Use the survey results given in Exercise 1 and use a 0.05 significance level to test the claim that the majority of adults learn about medical symptoms more often from the internet than from their doctor.

The sample number of adults is\(n = 2015\).

Number of adults who said that they learn about medical symptoms more often from the internet than from their doctor is 1108 adults who. The level of confidence is 95%.

Let p be the true representative of the population proportionof adults who learn about medical symptoms more often from the internet than from their doctor.

The researcher claimsthat the majority of adults learn about medical symptoms more often from the internet than from their doctor.So, the statistical hypotheses are formed as shown:

\(\begin{aligned}{l}{H_0}:p = 0.50\\{H_1}:p > 0.50\end{aligned}\)

As the level of confidence is 95%, the level of significance is 0.05.

From the Z-table, the right-tailed critical value at 0.05 level of significance is 1.645.

The sample proportion of adults who said that they learn about medical symptoms more often from the internet than from their doctor is

\(\begin{aligned}{c}\hat p = \frac{{1108}}{{2015}}\\ = 0.549876.\end{aligned}\)

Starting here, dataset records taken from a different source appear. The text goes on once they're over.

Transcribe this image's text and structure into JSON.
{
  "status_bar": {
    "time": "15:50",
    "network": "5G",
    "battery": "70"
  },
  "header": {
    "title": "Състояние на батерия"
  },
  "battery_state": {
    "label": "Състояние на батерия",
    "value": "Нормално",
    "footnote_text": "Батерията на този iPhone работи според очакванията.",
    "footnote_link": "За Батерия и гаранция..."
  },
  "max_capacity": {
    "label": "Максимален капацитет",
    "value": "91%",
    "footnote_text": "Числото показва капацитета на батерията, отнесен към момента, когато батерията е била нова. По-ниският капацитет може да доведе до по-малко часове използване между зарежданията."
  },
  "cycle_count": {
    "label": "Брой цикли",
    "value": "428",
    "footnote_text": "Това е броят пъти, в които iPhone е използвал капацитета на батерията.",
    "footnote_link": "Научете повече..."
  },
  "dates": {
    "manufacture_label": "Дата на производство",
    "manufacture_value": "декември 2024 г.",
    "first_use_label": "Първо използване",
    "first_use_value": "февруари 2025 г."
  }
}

Therefore, the sample proportion is \(0.549876\).

The test statistic is computed below:

\(\begin{aligned}{c}Z = \frac{{\hat p - p}}{{\sqrt {\frac{{p\left( {1 - p} \right)}}{n}} }}\\ = \frac{{0.549876 - 0.50}}{{\sqrt {\frac{{0.50\left( {1 - 0.50} \right)}}{{2015}}} }}\\ = 4.4777\end{aligned}\)

Thus, the value of the test statistic is 4.48.

Since the calculated value (4.4889) of the test statistic is greater than the critical value (1.645), the null hypothesis is rejected.

There is enough evidence at 0.05 level of significance to support the claim that the majority of adults learn about medical symptoms more often from the internet than from their doctor.